Monday told us all we need to know of the ongoing refugee crisis. On one side, the U.S. boasted it had welcomed 10,000 Syrian refugees this year as promised and ahead of schedule - a 0.004% sliver of the estimated 4.8 million Syrian refugees in the world or of the millions accepted by smaller countries like Turkey and Lebanon, but still up from last year's total of 1,700. On the same day, international crews - including the Italian Coast Guard, EU Border Agency, and Doctors Without Borders and other NGOs - coordinated one of the largest one-day water rescue operations ever, rescuing over 6,500 refugees, mostly from Eritrea and Somalia, who sometimes leapt off overloaded rubber dinghies without life jackets into choppy Mediterranean waters. The day before, crews rescued another 1,100 migrants in the Strait of Sicily, some of the estimated 400,000 fleeing to Italy despite increasing dangers, closed borders and anti-immigrant sentiment; at least 2,726 men, women and children have died trying to get there.

Meanwhile, many of those refugees already in Italy stepped up as best they could when last week's earthquake hit. A group of 35  frightened asylum seekers who had just arrived the day before in Ascoli Piceno, just 80 kilometers from the quake’s epicenter, offered to pull people from the rubble or clear evacuation areas, said the head of the NGO Group of Solidarity.

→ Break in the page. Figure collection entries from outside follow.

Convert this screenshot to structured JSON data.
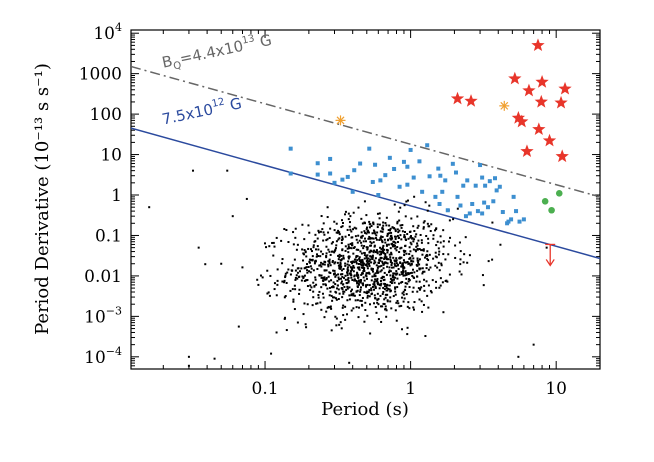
{
  "chart_data": {
    "type": "scatter",
    "xlabel": "Period (s)",
    "ylabel": "Period Derivative (10⁻¹³ s s⁻¹)",
    "x_scale": "log",
    "y_scale": "log",
    "xlim": [
      0.012,
      20
    ],
    "ylim": [
      5e-05,
      12000
    ],
    "x_ticks": [
      {
        "value": 0.1,
        "label": "0.1"
      },
      {
        "value": 1,
        "label": "1"
      },
      {
        "value": 10,
        "label": "10"
      }
    ],
    "y_ticks": [
      {
        "value": 10000,
        "base": "10",
        "exp": "4"
      },
      {
        "value": 1000,
        "label": "1000"
      },
      {
        "value": 100,
        "label": "100"
      },
      {
        "value": 10,
        "label": "10"
      },
      {
        "value": 1,
        "label": "1"
      },
      {
        "value": 0.1,
        "label": "0.1"
      },
      {
        "value": 0.01,
        "label": "0.01"
      },
      {
        "value": 0.001,
        "base": "10",
        "exp": "−3"
      },
      {
        "value": 0.0001,
        "base": "10",
        "exp": "−4"
      }
    ],
    "lines": [
      {
        "label": "B_Q=4.4x10^13 G",
        "style": "dashdot",
        "color": "#666666",
        "p": [
          0.012,
          20
        ],
        "pdot": [
          1500,
          0.9
        ]
      },
      {
        "label": "7.5x10^12 G",
        "style": "solid",
        "color": "#2b4a9e",
        "p": [
          0.012,
          20
        ],
        "pdot": [
          45,
          0.027
        ]
      }
    ],
    "annotations": [
      {
        "prefix": "B",
        "sub": "Q",
        "mid": "=4.4x10",
        "sup": "13",
        "suffix": " G",
        "color": "#666666",
        "x": 0.02,
        "y": 1400
      },
      {
        "prefix": "7.5x10",
        "sup": "12",
        "suffix": " G",
        "color": "#2b4a9e",
        "x": 0.02,
        "y": 55
      }
    ],
    "series": [
      {
        "marker": "star",
        "color": "#e8352a",
        "points": [
          [
            7.5,
            5000
          ],
          [
            5.2,
            750
          ],
          [
            8.0,
            620
          ],
          [
            11.5,
            420
          ],
          [
            6.5,
            380
          ],
          [
            2.1,
            240
          ],
          [
            2.6,
            210
          ],
          [
            7.9,
            200
          ],
          [
            10.8,
            190
          ],
          [
            5.5,
            80
          ],
          [
            5.8,
            65
          ],
          [
            7.6,
            42
          ],
          [
            9.0,
            22
          ],
          [
            6.3,
            12
          ],
          [
            11.0,
            9
          ]
        ]
      },
      {
        "marker": "asterisk",
        "color": "#f0a030",
        "points": [
          [
            0.33,
            70
          ],
          [
            4.4,
            160
          ]
        ]
      },
      {
        "marker": "circle",
        "color": "#4caf50",
        "points": [
          [
            8.4,
            0.7
          ],
          [
            10.5,
            1.1
          ],
          [
            9.3,
            0.42
          ]
        ]
      },
      {
        "marker": "square",
        "color": "#3d8fd0",
        "points": [
          [
            0.15,
            14
          ],
          [
            0.15,
            3.4
          ],
          [
            0.23,
            6.1
          ],
          [
            0.23,
            3.2
          ],
          [
            0.28,
            7.8
          ],
          [
            0.28,
            3.4
          ],
          [
            0.3,
            2.0
          ],
          [
            0.34,
            2.4
          ],
          [
            0.37,
            2.8
          ],
          [
            0.41,
            4.1
          ],
          [
            0.45,
            6.0
          ],
          [
            0.52,
            14
          ],
          [
            0.55,
            2.1
          ],
          [
            0.57,
            5.6
          ],
          [
            0.6,
            1.0
          ],
          [
            0.62,
            2.3
          ],
          [
            0.67,
            3.1
          ],
          [
            0.72,
            8.3
          ],
          [
            0.77,
            4.4
          ],
          [
            0.84,
            1.6
          ],
          [
            0.9,
            6.6
          ],
          [
            0.95,
            1.8
          ],
          [
            1.0,
            13
          ],
          [
            1.05,
            2.7
          ],
          [
            1.15,
            6.8
          ],
          [
            1.2,
            1.2
          ],
          [
            1.3,
            17
          ],
          [
            1.35,
            2.9
          ],
          [
            1.48,
            0.9
          ],
          [
            1.55,
            4.5
          ],
          [
            1.58,
            0.6
          ],
          [
            1.65,
            1.2
          ],
          [
            1.73,
            2.3
          ],
          [
            1.8,
            0.42
          ],
          [
            1.95,
            5.9
          ],
          [
            2.05,
            3.6
          ],
          [
            2.1,
            0.9
          ],
          [
            2.2,
            0.55
          ],
          [
            2.3,
            1.7
          ],
          [
            2.45,
            2.3
          ],
          [
            2.55,
            0.35
          ],
          [
            2.65,
            0.6
          ],
          [
            2.8,
            1.7
          ],
          [
            2.9,
            0.4
          ],
          [
            3.0,
            5.5
          ],
          [
            3.1,
            2.7
          ],
          [
            3.2,
            0.65
          ],
          [
            3.25,
            1.7
          ],
          [
            3.4,
            0.5
          ],
          [
            3.5,
            2.2
          ],
          [
            3.7,
            0.7
          ],
          [
            3.9,
            1.3
          ],
          [
            4.1,
            1.6
          ],
          [
            4.3,
            0.38
          ],
          [
            4.6,
            0.2
          ],
          [
            4.9,
            0.25
          ],
          [
            5.1,
            0.9
          ],
          [
            5.3,
            0.4
          ],
          [
            5.6,
            0.22
          ],
          [
            6.0,
            0.25
          ],
          [
            3.1,
            0.35
          ],
          [
            0.4,
            1.2
          ],
          [
            0.95,
            5.0
          ],
          [
            1.6,
            3.0
          ],
          [
            2.4,
            0.3
          ],
          [
            3.8,
            2.6
          ],
          [
            4.7,
            0.22
          ]
        ]
      },
      {
        "marker": "dot",
        "color": "#000000",
        "points": "generated distribution of ~1300 radio pulsars (not individually labeled)"
      }
    ],
    "limit_marker": {
      "x": 9.1,
      "y": 0.06,
      "color": "#e8352a",
      "direction": "down"
    },
    "grid": false,
    "legend": "none"
  }
}
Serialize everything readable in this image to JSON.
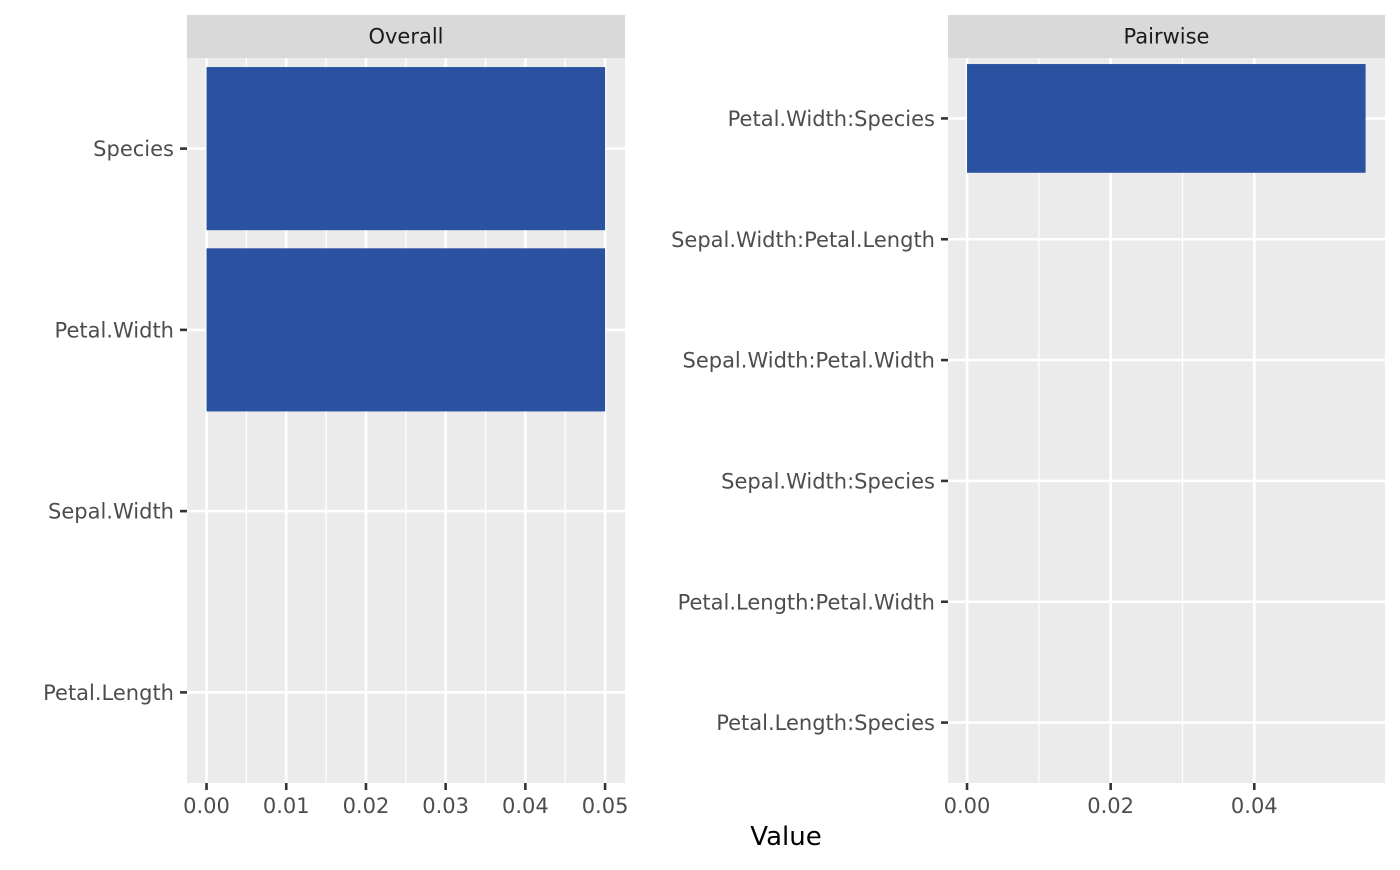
{
  "chart_data": {
    "type": "bar",
    "orientation": "horizontal",
    "xlabel": "Value",
    "ylabel": "",
    "bar_color": "#2b52a0",
    "panel_background": "#ebebeb",
    "strip_background": "#d9d9d9",
    "grid": true,
    "legend": "none",
    "facets": [
      {
        "strip": "Overall",
        "categories": [
          "Species",
          "Petal.Width",
          "Sepal.Width",
          "Petal.Length"
        ],
        "values": [
          0.05,
          0.05,
          0,
          0
        ],
        "xlim": [
          -0.00245,
          0.0525
        ],
        "ticks": [
          0,
          0.01,
          0.02,
          0.03,
          0.04,
          0.05
        ],
        "tick_labels": [
          "0.00",
          "0.01",
          "0.02",
          "0.03",
          "0.04",
          "0.05"
        ]
      },
      {
        "strip": "Pairwise",
        "categories": [
          "Petal.Width:Species",
          "Sepal.Width:Petal.Length",
          "Sepal.Width:Petal.Width",
          "Sepal.Width:Species",
          "Petal.Length:Petal.Width",
          "Petal.Length:Species"
        ],
        "values": [
          0.0555,
          0,
          0,
          0,
          0,
          0
        ],
        "xlim": [
          -0.00265,
          0.0582
        ],
        "ticks": [
          0,
          0.02,
          0.04
        ],
        "tick_labels": [
          "0.00",
          "0.02",
          "0.04"
        ]
      }
    ]
  }
}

Another group of over 70 asylum seekers living in a shelter in Gioiosa Ionica pooled their tiny daily allowances of  2 euro to make a “small and symbolic gesture of solidarity.” Their reasoning: The images of the destruction reminded them of what they'd fled, they know what it means to lost everything, it was their turn to help, they are now part of the community. Said one, "If I'm still alive, it's because people here welcomed me." That process is ongoing: In the small town of Servigliano, the mayor described residents moving from skepticism to acceptance as they discover their common humanity, turning "diffidence into curiosity, and then into knowledge."